Oil prices, on Thursday, August 31, appreciated by 1 percent, recovering from losses made a day earlier, but U.S. crude is on track for the steepest monthly losses in more than a year on demand concerns after floods knocked out a quarter of U.S. refining capacity.
International benchmark Brent crude LCOc1 was up 58 cents, or 1.1 percent, at $51.44 a barrel. It had fallen more than 2 percent in the previous session.
U.S. West Texas Intermediate (WTI) crude futures CLc1 were set to close the month down 7 percent, their steepest monthly loss since July 2016. They were trading 1.4 percent up at $46.58 a barrel at 1352 GMT.
Prices also rallied in the oil products markets, with U.S. gasoline futures RBc1 hitting a two-year high above $2 a gallon, buoyed by fears of a fuel shortage just days ahead of the Labor Day weekend that typically brings a surge in driving.
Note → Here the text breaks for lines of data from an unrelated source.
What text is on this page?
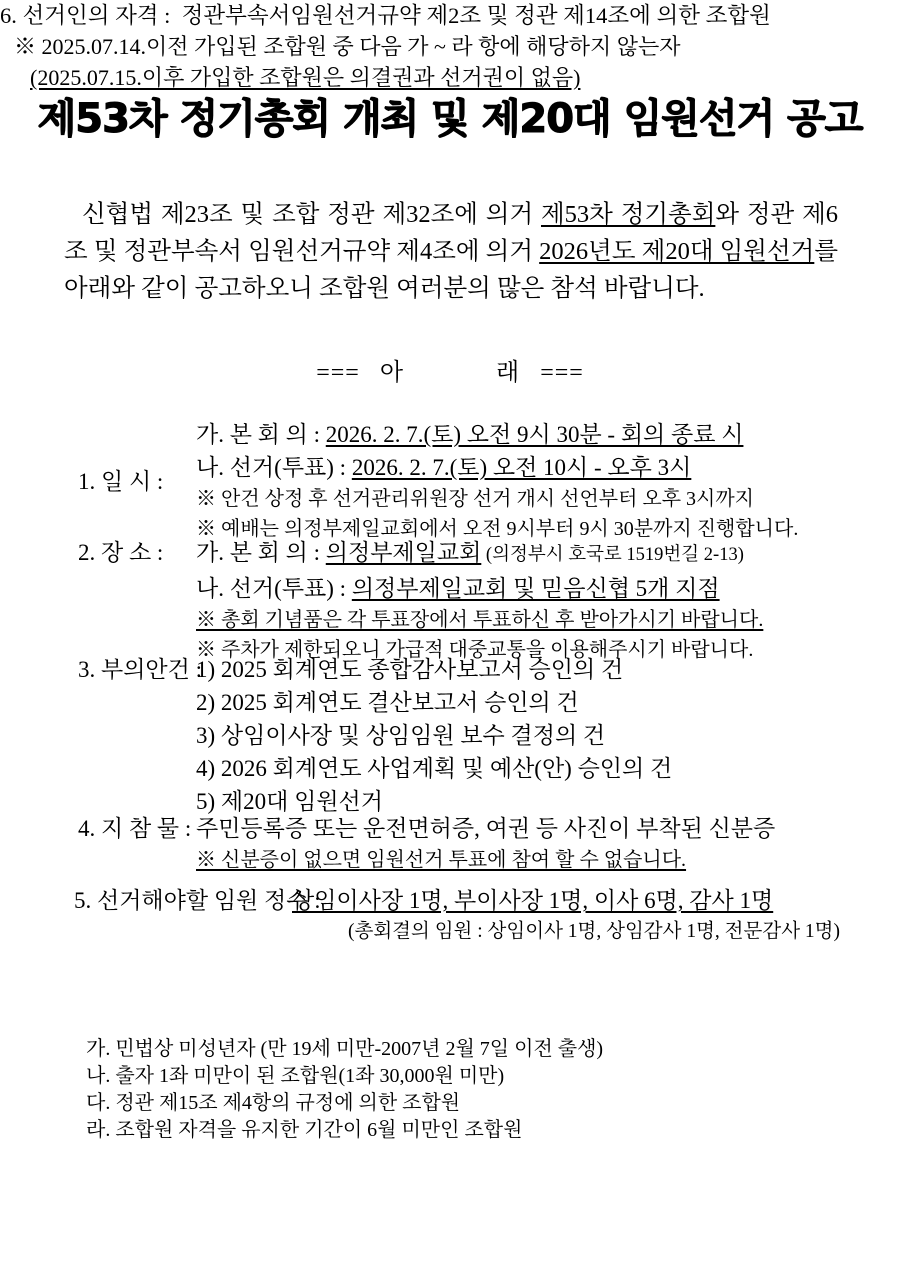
제53차 정기총회 개최 및 제20대 임원선거 공고

신협법 제23조 및 조합 정관 제32조에 의거 제53차 정기총회와 정관 제6조 및 정관부속서 임원선거규약 제4조에 의거 2026년도 제20대 임원선거를 아래와 같이 공고하오니 조합원 여러분의 많은 참석 바랍니다.

=== 아	래 ===
1. 일 시 :
가. 본 회 의 : 2026. 2. 7.(토) 오전 9시 30분 - 회의 종료 시
나. 선거(투표) : 2026. 2. 7.(토) 오전 10시 - 오후 3시
※ 안건 상정 후 선거관리위원장 선거 개시 선언부터 오후 3시까지
※ 예배는 의정부제일교회에서 오전 9시부터 9시 30분까지 진행합니다.
2. 장 소 :	가. 본 회 의 : 의정부제일교회 (의정부시 호국로 1519번길 2-13)
나. 선거(투표) : 의정부제일교회 및 믿음신협 5개 지점
※ 총회 기념품은 각 투표장에서 투표하신 후 받아가시기 바랍니다.
※ 주차가 제한되오니 가급적 대중교통을 이용해주시기 바랍니다.
3. 부의안건 :
1) 2025 회계연도 종합감사보고서 승인의 건
2) 2025 회계연도 결산보고서 승인의 건
3) 상임이사장 및 상임임원 보수 결정의 건
4) 2026 회계연도 사업계획 및 예산(안) 승인의 건
5) 제20대 임원선거
4. 지 참 물 : 주민등록증 또는 운전면허증, 여권 등 사진이 부착된 신분증
※ 신분증이 없으면 임원선거 투표에 참여 할 수 없습니다.
5. 선거해야할 임원 정수 :
상임이사장 1명, 부이사장 1명, 이사 6명, 감사 1명
(총회결의 임원 : 상임이사 1명, 상임감사 1명, 전문감사 1명)
6. 선거인의 자격 : 정관부속서임원선거규약 제2조 및 정관 제14조에 의한 조합원
※ 2025.07.14.이전 가입된 조합원 중 다음 가 ~ 라 항에 해당하지 않는자
(2025.07.15.이후 가입한 조합원은 의결권과 선거권이 없음)
가. 민법상 미성년자 (만 19세 미만-2007년 2월 7일 이전 출생)
나. 출자 1좌 미만이 된 조합원(1좌 30,000원 미만)
다. 정관 제15조 제4항의 규정에 의한 조합원
라. 조합원 자격을 유지한 기간이 6월 미만인 조합원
Hurricane Harvey, which brought record flooding to the U.S. oil heartland of Texas and killed at least 35 people, has paralyzed at least 4.4 million barrels per day (bpd) of refining capacity, according to company reports and Reuters estimates.
The shutdowns also led the U.S. government to tap its strategic oil reserves for the first time in five years on Thursday, releasing 500,000 barrels of crude to a working refinery in Louisiana.
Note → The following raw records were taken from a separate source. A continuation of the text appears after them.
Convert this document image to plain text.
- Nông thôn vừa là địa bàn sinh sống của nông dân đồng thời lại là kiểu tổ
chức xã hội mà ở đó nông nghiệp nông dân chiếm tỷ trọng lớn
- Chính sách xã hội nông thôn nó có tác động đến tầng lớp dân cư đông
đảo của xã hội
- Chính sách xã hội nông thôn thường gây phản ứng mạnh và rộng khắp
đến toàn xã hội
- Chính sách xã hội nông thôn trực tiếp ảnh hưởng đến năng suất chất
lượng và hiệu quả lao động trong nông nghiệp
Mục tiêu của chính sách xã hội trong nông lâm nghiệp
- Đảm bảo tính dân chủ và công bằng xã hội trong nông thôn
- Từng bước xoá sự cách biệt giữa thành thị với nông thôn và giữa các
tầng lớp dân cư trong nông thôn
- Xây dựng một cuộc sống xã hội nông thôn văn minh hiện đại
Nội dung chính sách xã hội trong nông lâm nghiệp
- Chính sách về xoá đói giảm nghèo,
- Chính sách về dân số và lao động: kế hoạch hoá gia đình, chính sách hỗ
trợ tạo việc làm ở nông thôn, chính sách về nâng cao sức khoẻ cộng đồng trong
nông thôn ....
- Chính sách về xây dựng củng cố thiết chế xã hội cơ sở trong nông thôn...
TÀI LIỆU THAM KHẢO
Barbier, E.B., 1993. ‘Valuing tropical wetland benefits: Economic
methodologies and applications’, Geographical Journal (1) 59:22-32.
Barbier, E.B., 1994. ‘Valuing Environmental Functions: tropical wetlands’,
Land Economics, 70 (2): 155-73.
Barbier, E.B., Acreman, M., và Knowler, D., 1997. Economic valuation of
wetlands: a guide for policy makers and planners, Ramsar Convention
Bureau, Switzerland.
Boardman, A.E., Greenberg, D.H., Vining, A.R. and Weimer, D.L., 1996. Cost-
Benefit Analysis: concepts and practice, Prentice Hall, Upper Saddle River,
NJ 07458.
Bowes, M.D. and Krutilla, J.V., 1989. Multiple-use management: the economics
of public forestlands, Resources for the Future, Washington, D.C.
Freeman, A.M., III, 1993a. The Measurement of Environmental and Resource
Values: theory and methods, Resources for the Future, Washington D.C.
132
“The current steep recovery follows yesterday’s steep drop. The sell-off was bigger than expected and we see some bargain hunting now,” said Hans van Cleef, senior energy economist at ABN Amro.
Analysts at Goldman Sachs and Stifel said they expected U.S. infrastructure outages to last several months but said it was difficult to estimate the exact damage.
Others saw potential for operational refineries to delay typical September seasonal maintenance to benefit from high prices.
U.S. crude and product stocks, typically watched closely by oil investors because they reflect market balancing, were largely ignored this week.
U.S. commercial crude stocks fell by 5.39 million barrels last week to 457.77 million barrels, the U.S. Energy Information Administration said on Wednesday.
That’s down 14.5 percent from record levels reached in March.
At the same time, the amount of crude entered into refineries reached a record high of 17.73 million bpd, the data showed. The number is expected to have dropped dramatically this week because of infrastructure closures.
Analysts at JBC Energy said that figure could slip to as low as 15-16 million bpd.
Others said the refinery closures would lead to a rise in crude inventories.